La luz se refractaba a través del
líquido ambarino para acabar proyectándose sobre la madera
cuarteada y combada de la barra. Unos dedos parsimoniosos hicieron
girar el vaso sobre su eje dibujando un circulo húmedo. Esos mismos
dedos lo elevaron por el aire hasta verter su contenido entre dos
labios pálidos; el líquido pasó calentando el paladar y enfriando
el alma. La lengua se deslizó entre los labios y los dedos
devolvieron el vaso a la barra con un empujón que borró el circulo
de la mesa y lo transformó en un trazo de caos.
Rascó la cartera, tiró sobre la
barra unas monedas que bailaron con destellos de plata y bronce.
Mientras se encaminaba a la puerta se cruzó con el camarero que se
afanaba en cargar la cesta del lavaplatos y con un gesto de la cabeza
le dijo:
—Te dejo eso encima de la mesa,
quédate el cambio —el camarero asintió y siguió a lo suyo.
Ya en la calle sacó el paquete de
tabaco, lo golpeó contra sus dedos, tomó el más prominente de los
pitillos con sus labios y cambió el paquete por el mechero. Prendió
el cigarrillo cubriendo la llama con las dos manos, dio la primera
calada y soltó el humo por la nariz, mientras guardaba el mechero.

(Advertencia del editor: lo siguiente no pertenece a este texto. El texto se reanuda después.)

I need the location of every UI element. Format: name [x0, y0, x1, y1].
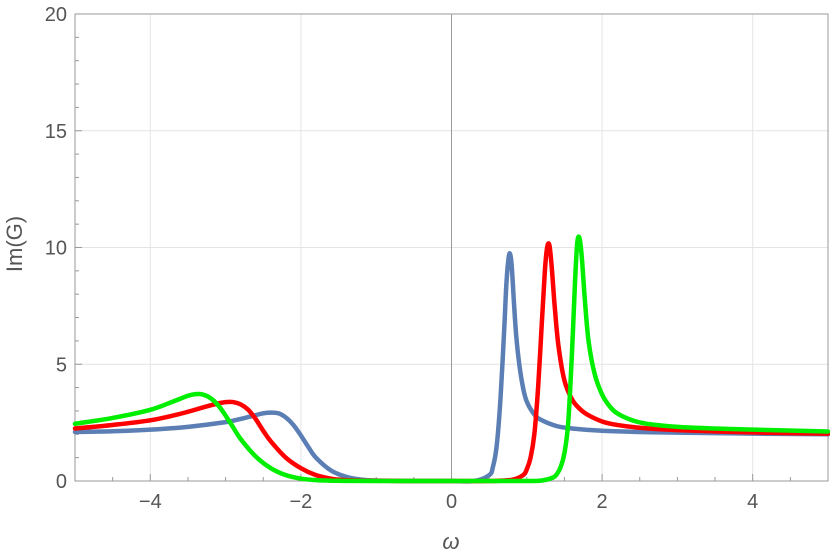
tick-labels: −4 −2 0 2 4 0 5 10 15 20 — [45, 4, 759, 513]
y-tick-label: 15 — [45, 121, 67, 143]
series-group — [72, 234, 830, 484]
series-line-3 — [72, 234, 830, 484]
x-tick-label: 0 — [446, 491, 457, 513]
y-tick-label: 5 — [56, 354, 67, 376]
y-axis-label: Im(G) — [2, 216, 27, 272]
y-tick-label: 10 — [45, 238, 67, 260]
x-axis-label: ω — [442, 529, 459, 554]
y-tick-label: 20 — [45, 4, 67, 26]
x-tick-label: 4 — [747, 491, 758, 513]
x-tick-label: 2 — [597, 491, 608, 513]
x-tick-label: −2 — [289, 491, 312, 513]
y-tick-label: 0 — [56, 471, 67, 493]
series-line-1 — [72, 251, 830, 484]
x-tick-label: −4 — [139, 491, 162, 513]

—Ya no hacen camaretas como antes...
—se lamentó para sí.
Caminaba calle abajo quemando su salud
en bocanadas de humo y resoplando con desprecio a todo lo que veía e
interpretaba de la peor forma posible.
—Mira esos pimpollos besuconeándose
por ahí... esta juventud.
Dio una larga calada, sus pulmones se
anegaron de nicotina a lo que su cuerpo reaccionó tratando de
liberarlos con una fuerte tos. Fue el centro de atención de las
pocas personas que caminaban por la calle a esas horas, que se
olvidaron de él en cuanto se repuso con un último carraspeo. Miró
a su pitillo, lo tiró al suelo y lo pisoteó:
—Ni el tabaco es lo mismo, ¡ya no
se puede ni fumar! ¿Es que no queda nada bueno en este mundo?